I want to show using the Cauchy criterion that if $(f_n)_{n \in \Bbb{N}}$ is uniformly convergent on both $D_1$ and $D_2$, then it must be uniformly convergent on $D_1 \cup D_2$
Here's what I have:
$(f_n)_{n \in \Bbb{N}}$ is uniformly convergent on $D_1$, therefore, $\forall \varepsilon \gt 0, \exists n_0$ such that if $ n,m \ge n_0$ then $\vert f_n(x) - f_m(x) \vert \lt \frac{\varepsilon}2$.
Similarly, $(f_n)_{n \in \Bbb{N}}$ is uniformly convergent on $D_2$, therefore, $\forall \varepsilon \gt 0, \exists k_0$ such that if $ p,q \ge k_0$ then $\vert f_p(x) - f_q(x) \vert \lt \frac{\varepsilon}2$.
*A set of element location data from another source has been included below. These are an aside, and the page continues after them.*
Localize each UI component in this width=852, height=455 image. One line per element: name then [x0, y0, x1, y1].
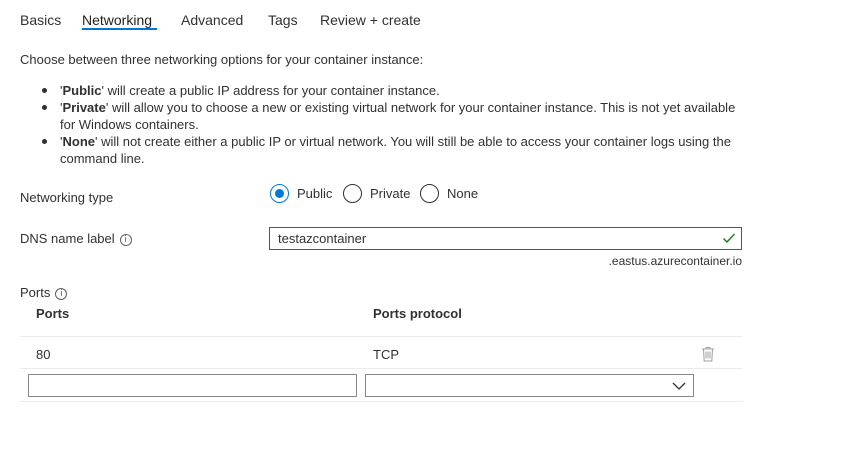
option-name: Private [62, 100, 106, 115]
option-text: will not create either a public IP or vi… [60, 134, 731, 166]
port-cell: 80 [36, 347, 51, 362]
new-protocol-dropdown[interactable] [365, 374, 694, 397]
tab-advanced[interactable]: Advanced [181, 12, 243, 28]
radio-label: Private [370, 186, 411, 201]
tab-review-create[interactable]: Review + create [320, 12, 421, 28]
radio-private[interactable]: Private [343, 184, 410, 203]
radio-none[interactable]: None [420, 184, 478, 203]
info-icon[interactable]: i [55, 287, 68, 300]
tab-basics[interactable]: Basics [20, 12, 61, 28]
radio-unchecked-icon[interactable] [420, 184, 439, 203]
checkmark-icon [723, 233, 736, 244]
active-tab-indicator [82, 28, 157, 30]
bullet-icon [42, 139, 47, 144]
table-divider [20, 401, 743, 402]
dns-name-label: DNS name label i [20, 231, 132, 246]
column-header-ports: Ports [36, 306, 70, 321]
dns-input-value: testazcontainer [278, 231, 367, 246]
networking-intro-text: Choose between three networking options … [20, 52, 424, 67]
bullet-icon [42, 88, 47, 93]
option-name: Public [62, 83, 102, 98]
new-port-input[interactable] [28, 374, 357, 397]
ports-label-text: Ports [20, 285, 51, 300]
option-name: None [62, 134, 95, 149]
protocol-cell: TCP [373, 347, 399, 362]
table-divider [20, 368, 743, 369]
dns-name-input[interactable]: testazcontainer [269, 227, 742, 250]
tab-networking[interactable]: Networking [82, 12, 152, 28]
trash-icon[interactable] [701, 346, 715, 362]
bullet-icon [42, 105, 47, 110]
radio-label: Public [297, 186, 333, 201]
radio-label: None [447, 186, 479, 201]
chevron-down-icon [672, 382, 686, 390]
column-header-ports-protocol: Ports protocol [373, 306, 462, 321]
networking-options-list: 'Public' will create a public IP address… [42, 82, 742, 167]
option-private-description: 'Private' will allow you to choose a new… [42, 99, 742, 133]
option-text: will create a public IP address for your… [103, 83, 440, 98]
networking-type-label: Networking type [20, 190, 114, 205]
option-public-description: 'Public' will create a public IP address… [42, 82, 742, 99]
radio-public[interactable]: Public [270, 184, 332, 203]
option-text: will allow you to choose a new or existi… [60, 100, 736, 132]
info-icon[interactable]: i [119, 233, 132, 246]
dns-label-text: DNS name label [20, 231, 115, 246]
option-none-description: 'None' will not create either a public I… [42, 133, 742, 167]
ports-section-label: Ports i [20, 285, 68, 300]
tab-tags[interactable]: Tags [268, 12, 298, 28]
radio-unchecked-icon[interactable] [343, 184, 362, 203]
table-divider [20, 336, 743, 337]
radio-checked-icon[interactable] [270, 184, 289, 203]
dns-suffix: .eastus.azurecontainer.io [608, 254, 742, 268]
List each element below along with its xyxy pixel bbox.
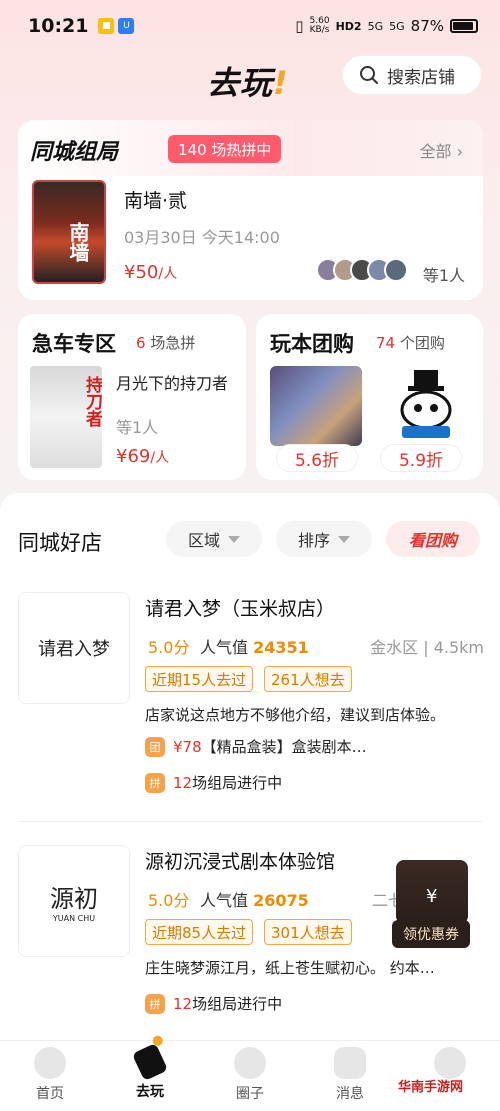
home-icon <box>34 1047 66 1079</box>
shop-logo: 请君入梦 <box>18 592 130 704</box>
rush-count: 6 场急拼 <box>136 334 196 352</box>
status-bar: 10:21 ■ U ▯ 5.60 KB/s HD2 5G 5G 87% <box>0 0 500 52</box>
nav-messages[interactable]: 消息 <box>300 1041 400 1111</box>
rush-price: ¥69/人 <box>116 446 170 467</box>
deal-image-2[interactable] <box>380 366 472 446</box>
event-price: ¥50/人 <box>124 262 178 283</box>
visited-tag: 近期15人去过 <box>145 666 254 692</box>
notification-shield-icon: U <box>118 18 135 34</box>
hot-badge: 140 场热拼中 <box>168 135 282 163</box>
rush-participants: 等1人 <box>116 418 159 437</box>
group-card-title: 同城组局 <box>30 140 119 165</box>
coupon-icon <box>396 860 468 924</box>
shop-name: 源初沉浸式剧本体验馆 <box>145 851 336 873</box>
shop-group-line: 拼 12场组局进行中 <box>145 993 282 1014</box>
rush-item-name: 月光下的持刀者 <box>116 374 229 393</box>
network-speed: 5.60 KB/s <box>309 16 330 35</box>
watermark: 华南手游网 <box>398 1080 464 1095</box>
rush-card[interactable]: 急车专区 6 场急拼 持刀者 月光下的持刀者 等1人 ¥69/人 <box>18 314 246 480</box>
shop-item[interactable]: 请君入梦 请君入梦（玉米叔店） 5.0分 人气值 24351 金水区 | 4.5… <box>0 588 500 808</box>
discount-tag-2: 5.9折 <box>380 444 462 472</box>
signal-label-2: 5G <box>389 19 405 33</box>
battery-percent: 87% <box>410 17 444 35</box>
cat-avatar-icon <box>434 1047 466 1079</box>
nav-home[interactable]: 首页 <box>0 1041 100 1111</box>
search-icon <box>360 66 378 84</box>
rush-card-title: 急车专区 <box>32 332 116 356</box>
shops-section: 同城好店 区域 排序 看团购 请君入梦 请君入梦（玉米叔店） 5.0分 人气值 … <box>0 493 500 1040</box>
play-icon <box>131 1042 169 1082</box>
deal-card[interactable]: 玩本团购 74 个团购 5.6折 5.9折 <box>256 314 483 480</box>
rush-poster[interactable]: 持刀者 <box>30 366 102 468</box>
coupon-button[interactable]: 领优惠券 <box>392 860 470 952</box>
filter-sort-button[interactable]: 排序 <box>276 521 372 557</box>
group-card[interactable]: 同城组局 140 场热拼中 全部 › 南墙 南墙·贰 03月30日 今天14:0… <box>18 120 483 300</box>
status-indicators: ▯ 5.60 KB/s HD2 5G 5G 87% <box>295 17 478 35</box>
shop-logo: 源初 YUAN CHU <box>18 845 130 957</box>
want-tag: 261人想去 <box>264 666 352 692</box>
avatar <box>384 258 408 282</box>
group-badge-icon: 拼 <box>145 993 165 1014</box>
participant-avatars <box>316 258 408 282</box>
shop-rating: 5.0分 <box>148 638 190 657</box>
nav-circle[interactable]: 圈子 <box>200 1041 300 1111</box>
shop-group-line: 拼 12场组局进行中 <box>145 772 282 793</box>
shop-name: 请君入梦（玉米叔店） <box>145 598 336 620</box>
header: 去玩! 搜索店铺 <box>0 52 500 110</box>
battery-icon <box>450 19 478 33</box>
status-time: 10:21 <box>28 15 89 37</box>
event-time: 03月30日 今天14:00 <box>124 228 280 247</box>
hd-signal-label: HD2 <box>335 19 362 33</box>
event-poster[interactable]: 南墙 <box>32 180 106 284</box>
caret-down-icon <box>338 535 350 543</box>
shop-distance: 金水区 | 4.5km <box>370 638 484 657</box>
deal-badge-icon: 团 <box>145 736 165 757</box>
deal-image-1[interactable] <box>270 366 362 446</box>
discount-tag-1: 5.6折 <box>276 444 358 472</box>
shop-deal-line: 团 ¥78【精品盒装】盒装剧本… <box>145 736 367 757</box>
nav-play[interactable]: 去玩 <box>100 1041 200 1111</box>
view-all-link[interactable]: 全部 › <box>419 138 463 162</box>
app-logo: 去玩! <box>207 64 289 102</box>
visited-tag: 近期85人去过 <box>145 919 254 945</box>
shop-popularity: 人气值 24351 <box>200 638 309 657</box>
vibrate-icon: ▯ <box>295 17 304 35</box>
view-deals-button[interactable]: 看团购 <box>386 521 480 557</box>
caret-down-icon <box>228 535 240 543</box>
deal-card-title: 玩本团购 <box>270 332 354 356</box>
filter-area-button[interactable]: 区域 <box>166 521 262 557</box>
shop-popularity: 人气值 26075 <box>200 891 309 910</box>
deal-count: 74 个团购 <box>376 334 445 352</box>
shop-rating: 5.0分 <box>148 891 190 910</box>
coupon-label: 领优惠券 <box>392 920 470 948</box>
divider <box>18 821 482 822</box>
event-name: 南墙·贰 <box>124 190 188 212</box>
signal-label-1: 5G <box>367 19 384 33</box>
chat-icon <box>334 1047 366 1079</box>
shops-title: 同城好店 <box>18 531 102 555</box>
group-badge-icon: 拼 <box>145 772 165 793</box>
notification-app-icon: ■ <box>98 18 115 34</box>
shop-description: 店家说这点地方不够他介绍，建议到店体验。 <box>145 706 446 724</box>
mascot-icon <box>400 370 452 438</box>
search-placeholder: 搜索店铺 <box>387 67 455 88</box>
compass-icon <box>234 1047 266 1079</box>
chevron-right-icon: › <box>456 142 463 161</box>
participants-more: 等1人 <box>422 266 465 285</box>
want-tag: 301人想去 <box>264 919 352 945</box>
shop-description: 庄生晓梦源江月，纸上苍生赋初心。 约本… <box>145 959 435 977</box>
search-button[interactable]: 搜索店铺 <box>342 55 482 95</box>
Hence letting all $n, m, p, q \ge max\{n_0, k_0\}$:
$$\vert \vert f_n(x)- f_m(x)\vert -\vert f_p(x) - f_q(x)\vert \vert \le \vert f_n(x)- f_m(x)\vert + \vert f_p(x) - f_q(x)\vert \lt \frac{\varepsilon}2 + \frac{\varepsilon}2 = \varepsilon$$
Then it would follow that $$\vert \vert f_n(x)- f_m(x)\vert -\vert f_p(x) - f_q(x)\vert \vert \lt \varepsilon $$
Which I want to think implies that $(f_n)_{n \in \Bbb{n}}$ is convergent on $D_1 \cup D_2$
I don't know if what I did was correct, or if I made a mistake somewhere, so I would appreciate any feedback on my take and some hints on what direction my proof should go assuming it went wrong.
Let $N=\max \{n_0,k_0\}$, take any $x \in D_1 \cup D_2$ then we will have $|f_{n_1}(x)-f_{n_2}(x)|< \frac{\epsilon}{2}$ for all $n_1, n_2 \geq N$, because if $x \in D_1$ then the fact that $f$ is uniformly convergent on $D_1$ is used (the inequality you've written in the 3rd paragraph), similar if $x \in D_2$.